Ministério da Justiça enfrenta resistência à divisão proposta pelo PT

Tarso Genro, cotado para novo ministro, alerta para riscos de criar pasta de Segurança Pública por medida provisória em ano eleitoral

Tarso Genro critica divisão do Ministério da Justiça via MP e defende debate ampliado sobre Segurança Pública em ano eleitoral.

Ministério da Justiça e a proposta de criação do Ministério da Segurança Pública

O Ministério da Justiça enfrenta atualmente uma discussão delicada sobre sua possível divisão para a criação do Ministério da Segurança Pública. Em 12 de janeiro de 2026, Tarso Genro, ex-ministro da Justiça e uma das indicações do PT para assumir a pasta, expressou sua posição contrária à criação imediata da nova pasta por meio de medida provisória, especialmente em um ano eleitoral. Segundo Genro, a estratégia de dividir o Ministério da Justiça deveria ser revista para evitar resistência e garantir uma estrutura adequada.

Perfil e posicionamento de Tarso Genro no debate ministerial

Tarso Genro, ex-governador do Rio Grande do Sul e ex-ministro em diferentes pastas, é uma figura central no debate sobre a reestruturação do Ministério da Justiça. Embora seu nome tenha sido sugerido pelo Setorial de Segurança Pública do PT, o político deixa claro que não está buscando assumir o cargo e prefere uma abordagem mais cautelosa. Ele reforça que o momento político, às vésperas das eleições de 2026, exige moderação e diálogo amplo com a sociedade para definir a melhor forma de organizar as responsabilidades do Estado na área de segurança pública.

Resistência política e desafios na criação da nova pasta por medida provisória

A proposta defendida por alguns setores do PT de criar o Ministério da Segurança Pública por meio de medida provisória (MP) enfrenta resistência significativa, segundo Genro. Ele argumenta que a criação via MP, especialmente se posicionada como uma secretaria e não como ministério de Estado, seria inadequada e passível de oposição. A falta de um processo mais transparente e participativo pode comprometer a efetividade da pasta e gerar conflito político dentro do governo e com o Congresso.

Indicações do PT e a articulação política para as nomeações ministeriais

Além de Tarso Genro, o PT indicou outros nomes para o comando do possível Ministério da Segurança Pública, incluindo a deputada federal Adriana Accorsi e o ex-ouvidor da polícia de São Paulo, Benedito Mariano.
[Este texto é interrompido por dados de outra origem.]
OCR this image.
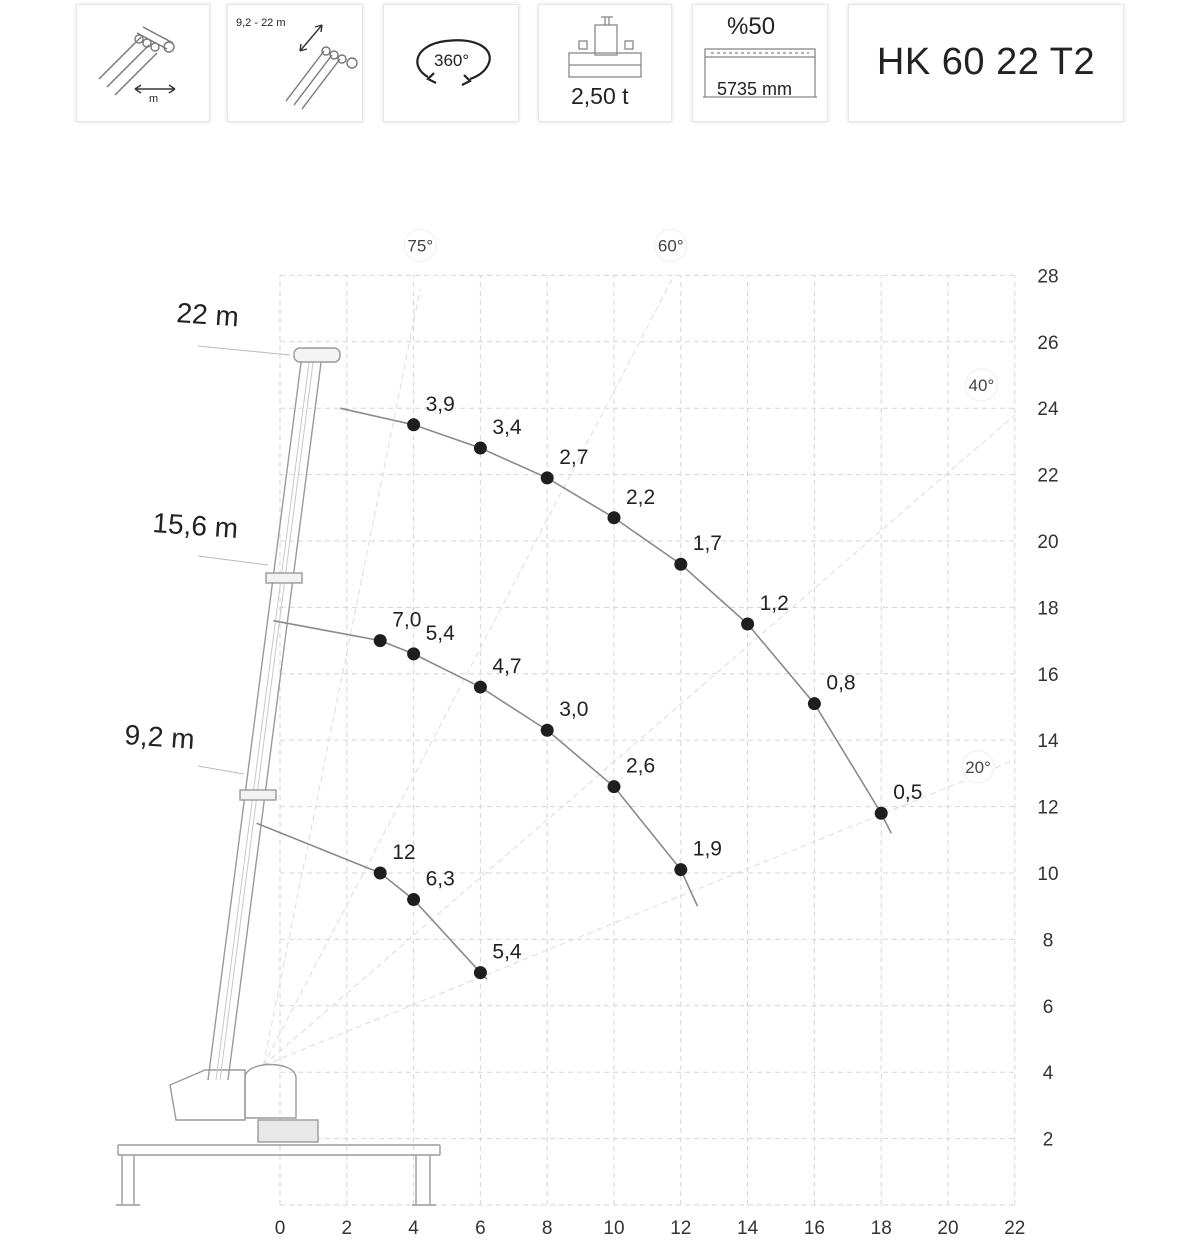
m
9,2 - 22 m
360°
2,50 t
%50
5735 mm
HK 60 22 T2
22 m
15,6 m
9,2 m
75°	60°
40°
20°
3,9
3,4
2,7
2,2
1,7
1,2
0,8
0,5
7,0
5,4
4,7
3,0
2,6
1,9
12
6,3
5,4
0	2	4	6	8	10 12 14 16 18 20 22
2
4
6
8
10
12
14
16
18
20
22
24
26
28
A carta com essas indicações foi encaminhada ao presidente do partido, Edinho Silva, para que sejam levadas ao presidente da República. Paralelamente, o advogado-geral da Petrobras, Wellington Lima e Silva, é cotado para assumir o Ministério da Justiça, defendido por aliados próximos ao presidente Lula, o que demonstra a complexidade das negociações internas e a importância da pasta para o governo.

Perspectivas para a estruturação ministerial até as eleições de 2026

Enquanto o Ministério da Justiça e a possível pasta de Segurança Pública permanecem sob avaliação, o ministro interino Manoel Carlos de Almeida Castro segue na chefia da pasta. O debate reflete a necessidade de equilibrar demandas políticas, operacionais e eleitorais para garantir uma estrutura eficaz e legítima para enfrentar os desafios da segurança pública no país. O governo enfrenta a tarefa de ajustar sua estratégia para não comprometer a estabilidade política e, ao mesmo tempo, atender às reivindicações sociais e institucionais no setor.